Sebuah laporan investigasi dari The Washington Post mengungkap bahwa ledakan yang membunuh seorang pekerja kemanusiaan Eropa dan melukai lima staf internasional di kantor PBB di Gaza pada 19 Maret lalu kemungkinan besar disebabkan oleh tembakan dua peluru tank milik militer Israel.
Investigasi ini didasarkan pada analisis foto dan video eksklusif dari lokasi kejadian, yang diteliti oleh tiga pakar senjata dari AS dan Inggris. Mereka menyimpulkan bahwa kerusakan bangunan serta serpihan proyektil yang ditemukan cocok dengan peluru jenis M339—amunisi multi-fungsi berdaya ledak tinggi yang biasa ditembakkan dari tank Merkava Israel.

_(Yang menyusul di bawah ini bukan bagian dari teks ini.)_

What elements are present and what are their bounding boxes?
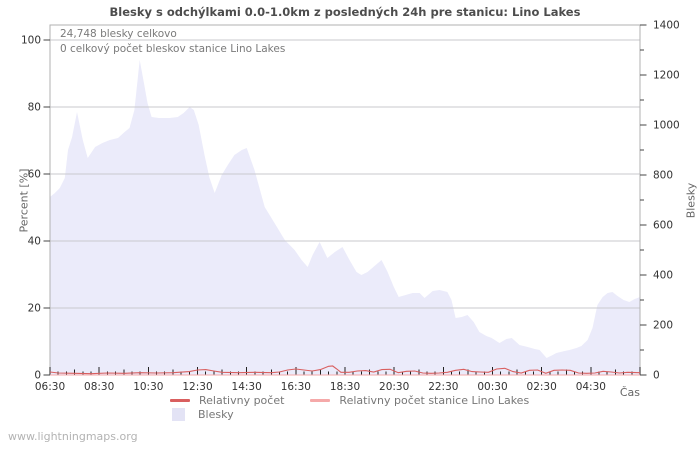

Pada pagi hari kejadian, staf dari Kantor Layanan Proyek PBB tengah memeriksa kerusakan akibat serangan sebelumnya saat sebuah peluru meledak di udara dan menewaskan Marin Marinov (51), seorang warga Bulgaria, serta melukai lima lainnya termasuk seorang warga Inggris.
Dua menit kemudian, peluru kedua menghantam lantai dua gedung dan meledak di dalamnya, memperbesar dampak kerusakan.
Rekaman video dari lokasi memperlihatkan salah satu korban tergeletak bersimbah darah, sementara area sekitar mengalami kerusakan berat, termasuk tiang listrik yang roboh dan pohon-pohon yang hancur.
Citra satelit sehari sebelum kejadian juga menunjukkan keberadaan tank Merkava dan tiga kendaraan lapis baja Israel dalam radius kurang dari 3 kilometer dari lokasi.
Menurut Avihai Stollar dari organisasi Israel Breaking the Silence, jenis peluru yang digunakan menunjukkan adanya niat menyerang target di dalam gedung, karena peluru M339 dirancang menembus dinding dan meledak di ruang tertutup. Ia menambahkan bahwa gedung tersebut dikenal sebagai tempat tinggal aman bagi pejabat tinggi PBB di Gaza dan kecil kemungkinan serangan itu terjadi karena kesalahan.
Militer Israel membantah telah menargetkan fasilitas PBB dan meminta media berhati-hati terhadap laporan yang belum terverifikasi. Namun, PBB menegaskan bahwa mereka telah memberitahu posisi gedung tersebut kepada militer Israel berkali-kali, bahkan kembali menekankan status perlindungannya beberapa jam sebelum serangan terjadi.
“Israel tahu persis lokasi fasilitas PBB itu, tetapi tetap diserang,” kata juru bicara PBB Stéphane Dujarric di Jenewa. Ia menegaskan pentingnya investigasi dan akuntabilitas, terlepas dari apakah serangan dilakukan dengan sengaja atau karena kesalahan.
PBB dan lembaga kemanusiaan menghadapi situasi yang semakin berbahaya di Gaza, dengan serangan terhadap pekerja kemanusiaan yang kian sering. Sejak dimulainya agresi Israel pada 7 Oktober 2023, lebih dari 280 staf PBB telah tewas di Gaza.
Meski koordinat lokasi lembaga kemanusiaan kerap disampaikan ke pihak Israel, serangan terhadap fasilitas tersebut terus berulang. Akibat insiden terbaru ini, sepertiga personel internasional di Gaza terpaksa dievakuasi sementara karena ancaman keamanan yang tak terkendali.